In an interview Monday on “Good Morning America,” Tsay, who helps his family run the venue, said he heard the ballroom’s front door click close behind him — and came face to face with “an Asian man holding a gun.”

“My first thought was, I was going to die here, this is it,” Tsay told ABC News’ Robin Roberts.

Tsay said the shooter was “looking around the room” as if he was “looking for targets — people to harm.”

“He started prepping the weapon and something came over me,” Tsay recounted.

“I realized I needed to get the weapon away from him. I needed to take this weapon, disarm him or else everybody would have died.”

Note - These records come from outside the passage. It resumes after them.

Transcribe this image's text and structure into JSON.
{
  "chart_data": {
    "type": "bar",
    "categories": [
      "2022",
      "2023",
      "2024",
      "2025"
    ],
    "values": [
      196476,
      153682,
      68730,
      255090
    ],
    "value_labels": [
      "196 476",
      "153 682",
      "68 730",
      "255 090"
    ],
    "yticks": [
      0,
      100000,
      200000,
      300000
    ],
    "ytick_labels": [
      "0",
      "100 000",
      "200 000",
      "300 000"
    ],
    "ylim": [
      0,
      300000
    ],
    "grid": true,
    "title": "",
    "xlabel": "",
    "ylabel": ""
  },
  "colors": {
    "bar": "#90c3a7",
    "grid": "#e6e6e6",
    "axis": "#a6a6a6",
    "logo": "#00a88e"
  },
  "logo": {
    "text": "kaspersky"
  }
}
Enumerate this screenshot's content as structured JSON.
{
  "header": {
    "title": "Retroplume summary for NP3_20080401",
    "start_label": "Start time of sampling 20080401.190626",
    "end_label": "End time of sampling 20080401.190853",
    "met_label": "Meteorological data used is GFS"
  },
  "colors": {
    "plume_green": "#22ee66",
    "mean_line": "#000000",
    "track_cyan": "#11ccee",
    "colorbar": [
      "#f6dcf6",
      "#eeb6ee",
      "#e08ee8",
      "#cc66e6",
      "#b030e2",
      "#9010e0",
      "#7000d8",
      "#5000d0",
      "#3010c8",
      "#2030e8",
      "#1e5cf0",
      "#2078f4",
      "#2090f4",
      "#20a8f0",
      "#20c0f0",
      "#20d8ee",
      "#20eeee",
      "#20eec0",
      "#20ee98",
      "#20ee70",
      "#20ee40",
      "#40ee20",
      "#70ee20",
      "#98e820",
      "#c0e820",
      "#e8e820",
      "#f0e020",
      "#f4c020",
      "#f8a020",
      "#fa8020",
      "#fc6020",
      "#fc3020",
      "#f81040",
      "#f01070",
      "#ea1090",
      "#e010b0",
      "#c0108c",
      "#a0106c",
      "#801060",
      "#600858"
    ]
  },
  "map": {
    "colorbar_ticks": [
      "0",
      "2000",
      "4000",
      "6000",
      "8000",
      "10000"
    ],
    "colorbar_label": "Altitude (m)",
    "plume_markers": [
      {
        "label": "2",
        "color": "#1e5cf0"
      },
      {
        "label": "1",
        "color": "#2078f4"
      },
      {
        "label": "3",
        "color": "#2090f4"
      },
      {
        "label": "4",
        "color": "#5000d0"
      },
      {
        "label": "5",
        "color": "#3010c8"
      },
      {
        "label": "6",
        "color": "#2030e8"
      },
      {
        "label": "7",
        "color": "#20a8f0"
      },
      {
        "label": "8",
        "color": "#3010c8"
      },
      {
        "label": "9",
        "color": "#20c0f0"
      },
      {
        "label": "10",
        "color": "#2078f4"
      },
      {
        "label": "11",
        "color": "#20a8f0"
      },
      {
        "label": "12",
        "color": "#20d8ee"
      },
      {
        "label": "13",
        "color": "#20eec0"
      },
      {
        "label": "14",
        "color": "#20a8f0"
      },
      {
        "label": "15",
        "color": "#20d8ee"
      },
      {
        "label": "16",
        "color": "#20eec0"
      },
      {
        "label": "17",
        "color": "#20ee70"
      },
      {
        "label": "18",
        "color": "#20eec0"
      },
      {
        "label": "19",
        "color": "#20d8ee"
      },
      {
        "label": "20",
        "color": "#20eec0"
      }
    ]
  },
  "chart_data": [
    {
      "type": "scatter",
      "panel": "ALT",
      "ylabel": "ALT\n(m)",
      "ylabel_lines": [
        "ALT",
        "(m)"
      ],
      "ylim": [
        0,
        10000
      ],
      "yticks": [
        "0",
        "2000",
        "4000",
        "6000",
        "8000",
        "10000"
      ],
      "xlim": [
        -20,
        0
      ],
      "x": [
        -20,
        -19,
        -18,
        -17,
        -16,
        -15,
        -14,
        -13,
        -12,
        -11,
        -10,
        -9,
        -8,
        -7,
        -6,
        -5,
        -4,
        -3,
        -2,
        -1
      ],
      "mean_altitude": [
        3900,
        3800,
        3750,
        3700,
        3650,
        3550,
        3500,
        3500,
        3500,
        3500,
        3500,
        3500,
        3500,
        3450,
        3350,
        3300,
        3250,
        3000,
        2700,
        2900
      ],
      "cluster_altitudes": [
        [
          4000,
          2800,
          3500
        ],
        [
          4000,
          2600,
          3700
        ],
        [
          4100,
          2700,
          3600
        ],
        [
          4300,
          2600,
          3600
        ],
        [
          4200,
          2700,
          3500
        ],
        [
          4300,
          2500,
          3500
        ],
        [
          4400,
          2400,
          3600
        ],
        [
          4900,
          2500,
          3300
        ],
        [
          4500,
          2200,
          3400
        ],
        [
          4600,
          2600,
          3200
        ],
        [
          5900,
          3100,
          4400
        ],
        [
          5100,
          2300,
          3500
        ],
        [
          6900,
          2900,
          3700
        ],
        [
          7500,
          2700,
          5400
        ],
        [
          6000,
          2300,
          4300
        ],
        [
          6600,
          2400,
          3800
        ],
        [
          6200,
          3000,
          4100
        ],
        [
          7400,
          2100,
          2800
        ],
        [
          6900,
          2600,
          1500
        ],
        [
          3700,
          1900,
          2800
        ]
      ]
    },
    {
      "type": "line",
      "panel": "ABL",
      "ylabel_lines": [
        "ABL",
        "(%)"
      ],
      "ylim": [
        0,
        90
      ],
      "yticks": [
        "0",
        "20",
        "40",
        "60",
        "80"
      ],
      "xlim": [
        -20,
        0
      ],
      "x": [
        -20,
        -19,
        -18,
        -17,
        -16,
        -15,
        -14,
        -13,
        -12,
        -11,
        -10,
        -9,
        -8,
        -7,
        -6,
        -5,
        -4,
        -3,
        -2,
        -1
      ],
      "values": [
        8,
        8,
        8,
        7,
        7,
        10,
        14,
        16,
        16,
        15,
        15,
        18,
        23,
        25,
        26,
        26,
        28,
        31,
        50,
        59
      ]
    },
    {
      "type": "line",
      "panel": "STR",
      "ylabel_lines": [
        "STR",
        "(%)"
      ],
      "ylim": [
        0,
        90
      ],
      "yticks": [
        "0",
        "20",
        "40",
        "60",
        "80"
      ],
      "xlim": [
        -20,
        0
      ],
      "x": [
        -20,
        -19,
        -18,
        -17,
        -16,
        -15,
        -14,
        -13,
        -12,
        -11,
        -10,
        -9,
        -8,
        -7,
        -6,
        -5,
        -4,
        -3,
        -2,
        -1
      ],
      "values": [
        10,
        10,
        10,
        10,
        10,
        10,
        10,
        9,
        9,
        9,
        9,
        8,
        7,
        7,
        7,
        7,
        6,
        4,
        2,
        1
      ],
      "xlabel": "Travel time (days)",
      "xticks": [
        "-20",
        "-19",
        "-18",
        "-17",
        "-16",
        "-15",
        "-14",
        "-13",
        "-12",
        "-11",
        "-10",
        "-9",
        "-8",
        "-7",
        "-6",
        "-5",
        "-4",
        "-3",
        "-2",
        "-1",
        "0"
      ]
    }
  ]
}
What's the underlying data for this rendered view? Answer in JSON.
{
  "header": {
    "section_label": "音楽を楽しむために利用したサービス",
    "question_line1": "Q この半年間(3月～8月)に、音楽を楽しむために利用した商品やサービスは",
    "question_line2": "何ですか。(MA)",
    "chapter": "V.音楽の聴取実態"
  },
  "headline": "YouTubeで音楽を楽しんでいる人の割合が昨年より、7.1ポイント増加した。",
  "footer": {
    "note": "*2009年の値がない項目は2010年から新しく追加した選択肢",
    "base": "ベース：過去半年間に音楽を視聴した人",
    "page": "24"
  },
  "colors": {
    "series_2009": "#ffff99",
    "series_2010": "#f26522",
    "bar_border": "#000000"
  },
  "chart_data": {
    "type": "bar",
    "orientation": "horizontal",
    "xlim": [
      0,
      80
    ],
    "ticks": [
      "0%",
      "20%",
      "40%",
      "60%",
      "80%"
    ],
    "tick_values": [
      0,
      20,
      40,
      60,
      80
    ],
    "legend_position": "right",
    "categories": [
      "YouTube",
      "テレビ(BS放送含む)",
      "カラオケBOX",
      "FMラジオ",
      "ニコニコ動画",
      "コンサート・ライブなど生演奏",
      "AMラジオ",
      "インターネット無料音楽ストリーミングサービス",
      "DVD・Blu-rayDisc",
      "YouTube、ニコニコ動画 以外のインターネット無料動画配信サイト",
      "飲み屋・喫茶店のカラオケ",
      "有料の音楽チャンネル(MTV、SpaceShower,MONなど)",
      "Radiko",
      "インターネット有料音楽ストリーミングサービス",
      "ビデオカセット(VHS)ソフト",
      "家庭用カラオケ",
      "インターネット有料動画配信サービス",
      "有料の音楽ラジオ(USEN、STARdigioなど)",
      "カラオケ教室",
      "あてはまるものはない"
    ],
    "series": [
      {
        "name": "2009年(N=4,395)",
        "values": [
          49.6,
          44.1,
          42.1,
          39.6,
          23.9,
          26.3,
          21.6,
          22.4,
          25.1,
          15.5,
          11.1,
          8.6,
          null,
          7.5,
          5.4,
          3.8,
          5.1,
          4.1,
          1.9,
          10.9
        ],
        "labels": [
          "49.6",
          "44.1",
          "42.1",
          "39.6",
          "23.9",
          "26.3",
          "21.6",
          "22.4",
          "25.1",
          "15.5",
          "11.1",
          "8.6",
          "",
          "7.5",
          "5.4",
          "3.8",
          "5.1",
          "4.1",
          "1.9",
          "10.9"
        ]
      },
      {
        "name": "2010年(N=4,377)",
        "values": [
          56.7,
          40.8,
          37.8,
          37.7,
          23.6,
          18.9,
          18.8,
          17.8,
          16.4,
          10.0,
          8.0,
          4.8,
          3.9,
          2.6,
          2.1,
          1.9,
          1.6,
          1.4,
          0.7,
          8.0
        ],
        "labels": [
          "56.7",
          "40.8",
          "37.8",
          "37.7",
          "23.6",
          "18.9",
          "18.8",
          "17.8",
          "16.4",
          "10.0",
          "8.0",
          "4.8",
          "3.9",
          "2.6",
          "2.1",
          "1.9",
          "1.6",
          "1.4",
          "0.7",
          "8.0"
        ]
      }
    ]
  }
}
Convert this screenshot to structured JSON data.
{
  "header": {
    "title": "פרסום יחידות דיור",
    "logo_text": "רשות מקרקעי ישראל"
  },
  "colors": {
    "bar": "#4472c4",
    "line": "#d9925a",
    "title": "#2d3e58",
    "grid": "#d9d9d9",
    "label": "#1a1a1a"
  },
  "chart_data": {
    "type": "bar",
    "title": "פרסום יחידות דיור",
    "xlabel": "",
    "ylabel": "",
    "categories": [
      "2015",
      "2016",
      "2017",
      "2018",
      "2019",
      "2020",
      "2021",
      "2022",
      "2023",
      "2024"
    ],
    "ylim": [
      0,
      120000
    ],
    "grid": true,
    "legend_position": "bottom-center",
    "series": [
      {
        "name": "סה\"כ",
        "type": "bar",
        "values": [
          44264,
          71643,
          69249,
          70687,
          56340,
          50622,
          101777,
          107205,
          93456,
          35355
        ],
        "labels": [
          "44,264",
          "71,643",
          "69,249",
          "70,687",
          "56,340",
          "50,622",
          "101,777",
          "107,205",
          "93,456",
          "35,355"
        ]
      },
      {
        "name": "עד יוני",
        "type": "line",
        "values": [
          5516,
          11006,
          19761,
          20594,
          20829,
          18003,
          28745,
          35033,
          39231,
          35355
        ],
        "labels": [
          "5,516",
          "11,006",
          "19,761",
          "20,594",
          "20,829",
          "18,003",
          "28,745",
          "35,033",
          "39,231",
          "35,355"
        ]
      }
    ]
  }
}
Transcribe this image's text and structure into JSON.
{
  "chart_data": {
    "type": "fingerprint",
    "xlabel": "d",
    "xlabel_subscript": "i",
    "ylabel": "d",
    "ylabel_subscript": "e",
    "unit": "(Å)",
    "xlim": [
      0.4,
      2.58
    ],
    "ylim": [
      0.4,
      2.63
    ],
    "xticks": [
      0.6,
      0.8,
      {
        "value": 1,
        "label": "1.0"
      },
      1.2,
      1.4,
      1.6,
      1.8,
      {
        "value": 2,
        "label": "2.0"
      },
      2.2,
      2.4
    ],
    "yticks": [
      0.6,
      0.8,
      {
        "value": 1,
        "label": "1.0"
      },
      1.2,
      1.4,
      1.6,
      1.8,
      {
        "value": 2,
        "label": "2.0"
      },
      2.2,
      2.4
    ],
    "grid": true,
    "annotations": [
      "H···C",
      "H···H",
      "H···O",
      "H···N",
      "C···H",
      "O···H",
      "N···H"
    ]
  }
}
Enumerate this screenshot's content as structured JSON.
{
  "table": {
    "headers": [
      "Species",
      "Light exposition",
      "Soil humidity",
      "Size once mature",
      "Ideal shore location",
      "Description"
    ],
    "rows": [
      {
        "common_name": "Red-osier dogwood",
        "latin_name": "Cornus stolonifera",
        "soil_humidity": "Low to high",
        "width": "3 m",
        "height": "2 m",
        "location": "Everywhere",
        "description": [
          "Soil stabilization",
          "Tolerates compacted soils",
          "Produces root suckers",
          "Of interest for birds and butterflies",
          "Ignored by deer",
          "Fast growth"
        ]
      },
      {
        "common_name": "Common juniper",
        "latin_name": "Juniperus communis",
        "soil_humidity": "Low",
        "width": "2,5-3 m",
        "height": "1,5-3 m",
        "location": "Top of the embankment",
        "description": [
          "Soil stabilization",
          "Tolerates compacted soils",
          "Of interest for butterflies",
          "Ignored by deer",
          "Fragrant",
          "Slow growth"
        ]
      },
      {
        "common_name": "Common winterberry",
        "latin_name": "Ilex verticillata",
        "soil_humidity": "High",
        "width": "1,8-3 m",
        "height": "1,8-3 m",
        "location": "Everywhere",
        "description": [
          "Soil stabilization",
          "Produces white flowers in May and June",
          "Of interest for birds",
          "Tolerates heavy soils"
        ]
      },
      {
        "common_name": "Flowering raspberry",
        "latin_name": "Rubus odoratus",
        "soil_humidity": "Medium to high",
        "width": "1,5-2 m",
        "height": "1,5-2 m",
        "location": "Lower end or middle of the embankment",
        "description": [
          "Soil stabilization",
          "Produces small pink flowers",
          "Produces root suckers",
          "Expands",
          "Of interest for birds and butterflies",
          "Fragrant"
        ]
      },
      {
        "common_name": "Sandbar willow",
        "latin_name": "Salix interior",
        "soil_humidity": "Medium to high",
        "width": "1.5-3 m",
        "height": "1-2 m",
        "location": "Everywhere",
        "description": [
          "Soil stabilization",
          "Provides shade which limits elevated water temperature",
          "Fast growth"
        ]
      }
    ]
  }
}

“When I got the courage, I lunged at him with both my hands, grabbed the weapon and we had a struggle,” he recalled. “We struggled into the lobby, trying to get this gun away from each other. He was hitting me across the face, bashing the back of my head.”

Tsay said he used his elbows to separate the gun from the suspect during the struggle — until he finally was able to pull the weapon away and shove the man aside.

Tsay said he pointed the gun at the shooter and shouted: “Get the hell out of here! I’ll shoot! Get away! Go!”

“I thought he would run away, but he was just standing there contemplating whether to fight or to run,” Tsay recalled.

“I really thought I would have to shoot him and he came at me. This is when he turned around and walked out the door, jogged back to his van. I immediately called police with the gun still in my hand.”

Tsay’s older sister Brenda, who runs the business, told The New York Times the footage showed the gunman’s fierce struggle to keep control of his weapon.

“He kept coming at him,” she told the news outlet. “He really wanted the gun back.”

Tsay said he later learned the same man had opened fire at the Star Dance Studio in a predominately Asian community of Monterey Park, killing at least 10 people and wounding 10 others.

On Sunday, after a daylong manhunt, police located Tran’s vehicle along a road in Torrance, about 30 miles southwest of Monterey Park.

According to ABC, as cops pulled behind the van in a marked patrol car, the vehicle entered a shopping center parking lot. When officers exited their patrol car to approach the van, they heard one gunshot coming from inside the vehicle. The officers found Tran dead from a self-inflicted gunshot wound inside the van, which had a stolen license plate, according to authorities, ABC reported.

The Lai Lai Ballroom & Studio’s surveillance cameras captured the frightening struggle between Tran and Tsay, who told ABC he was bruised over his entire body — including across his nose and the back of his head.

“I was shaking all night. I couldn’t believe what happened,” he said. “A lot of people have been telling me how much courage I had to confront a situation like this. But you know what courage is? Courage is not the absence of fear, but rather the ability to have adversity to fear when fearful events happen such as this.”